# Cauchy,s theorem in Real plane?

1. Aug 11, 2004

### eljose79

i suppose all of us know the famous Cauchy,s formula

Int(c)f(z)dz/(z-a)=(2pi)if(a)

but could be applied the same to real plane,in fact let be the Integral over the closed path f(x,y)dxdy where f(x,y)=Gradient(g) then the integral in R^2

Int(C)f(x,y)dxdy/[x-a]=?

where [x-a] means sqrt[(x-a)^2+(y-b)^2] could be Cauchy,s theorem be applied in the real plane?..thanks.

2. Aug 11, 2004

### mathwonk

The reason Cauchy's theorem works, stated in real terms is that the complex form dz/(z-a), written out as a real form, has an exact part which gives zero integral around a closed path, plus if(a) times the real form "dtheta" =

-(y-d)/((x-c)^2+(y-d)^2)dx + (x-c)/((x-c)^2 + (y-d)^2) dy,

where a = c + di are the real and imaginary parts of the complex number a.

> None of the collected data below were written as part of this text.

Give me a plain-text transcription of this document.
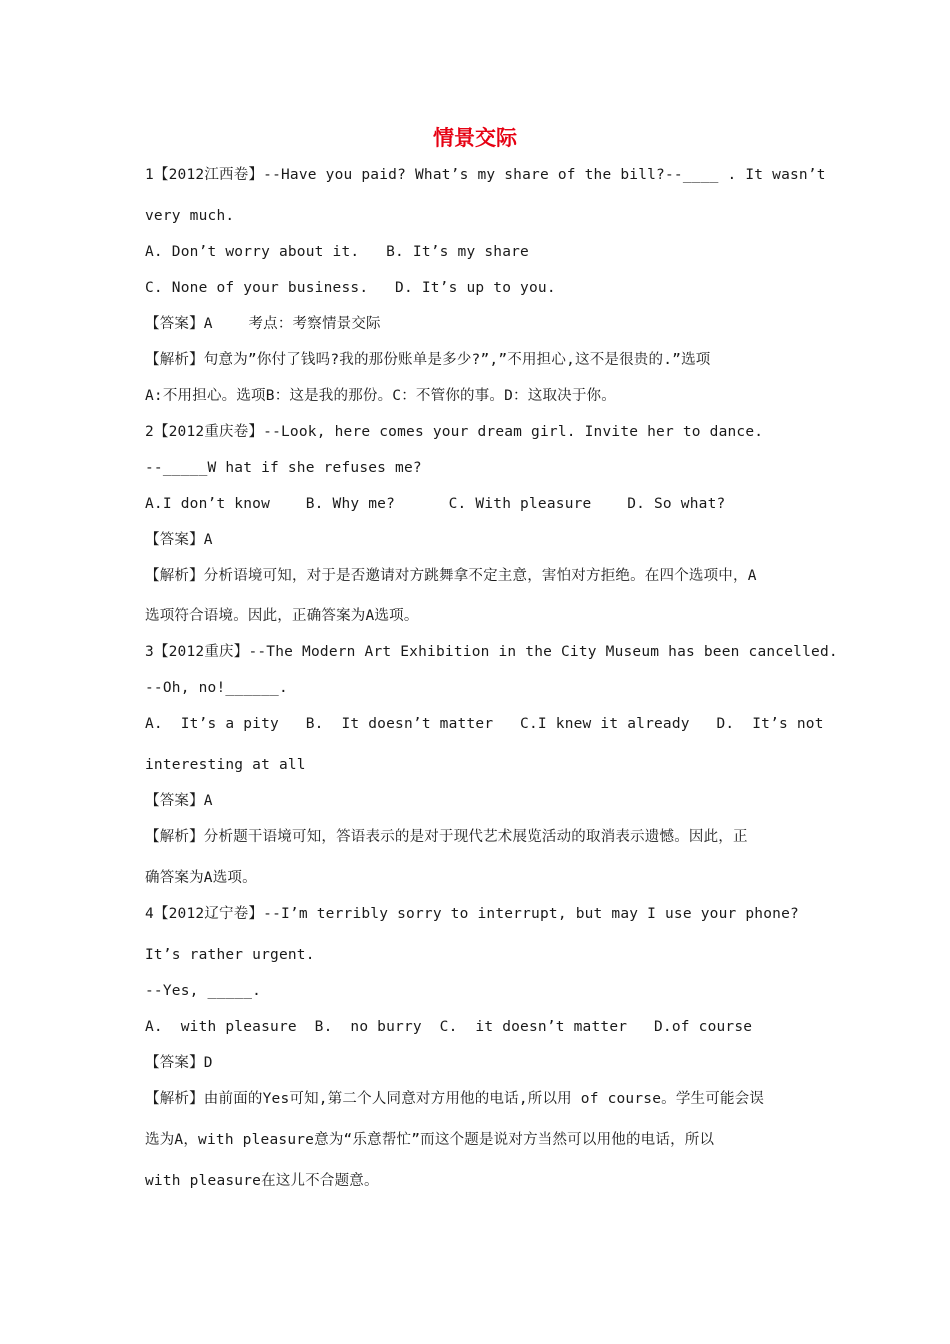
情景交际
1【2012江西卷】--Have you paid? What’s my share of the bill?--____ . It wasn’t
very much.
A. Don’t worry about it.   B. It’s my share
C. None of your business.   D. It’s up to you.
【答案】A    考点：考察情景交际
【解析】句意为”你付了钱吗?我的那份账单是多少?”,”不用担心,这不是很贵的.”选项
A:不用担心。选项B：这是我的那份。C：不管你的事。D：这取决于你。
2【2012重庆卷】--Look, here comes your dream girl. Invite her to dance.
--_____W hat if she refuses me?
A.I don’t know    B. Why me?      C. With pleasure    D. So what?
【答案】A
【解析】分析语境可知，对于是否邀请对方跳舞拿不定主意，害怕对方拒绝。在四个选项中，A
选项符合语境。因此，正确答案为A选项。
3【2012重庆】--The Modern Art Exhibition in the City Museum has been cancelled.
--Oh, no!______.
A.  It’s a pity   B.  It doesn’t matter   C.I knew it already   D.  It’s not
interesting at all
【答案】A
【解析】分析题干语境可知，答语表示的是对于现代艺术展览活动的取消表示遗憾。因此，正
确答案为A选项。
4【2012辽宁卷】--I’m terribly sorry to interrupt, but may I use your phone?
It’s rather urgent.
--Yes, _____.
A.  with pleasure  B.  no burry  C.  it doesn’t matter   D.of course
【答案】D
【解析】由前面的Yes可知,第二个人同意对方用他的电话,所以用 of course。学生可能会误
选为A，with pleasure意为“乐意帮忙”而这个题是说对方当然可以用他的电话，所以
with pleasure在这儿不合题意。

So I think you do not want to divide by sqrt((x-c)^2+(y-d)^2), rather you may need (x-c)^2+(y-d)^2, as in the denominator of dtheta, to get something interesting.

In fact dtheta, i.e. imaginary part of dz/z, is pretty much the only interesting such integral.

try reading something about deRham cohomology, if you can find anything understandable, maybe Differential topology by Guillemin and Pollack.

here is a theorem: among all possible 1 forms, i.e. expressions Pdx +Qdy, defined in the complement of the origin, among those that have curl equal to zero, i.e. such that dQ/dx = dP/dy, (partial derivatives), essentially the only one that is not the gradient of a function, is dtheta.

I.e. given any such 1 form, there is a function f and a number c such that

Pdx + Qdy = gradf + c(dtheta). Then the integral of both sides over any path going simply once around the origin, equals 2pi c.

I.e. as far as integrating over a circle around the origin, the gradf part gives zero, and hence Pdx +Qdy is equivalent to c(dtheta).

Last edited: Aug 11, 2004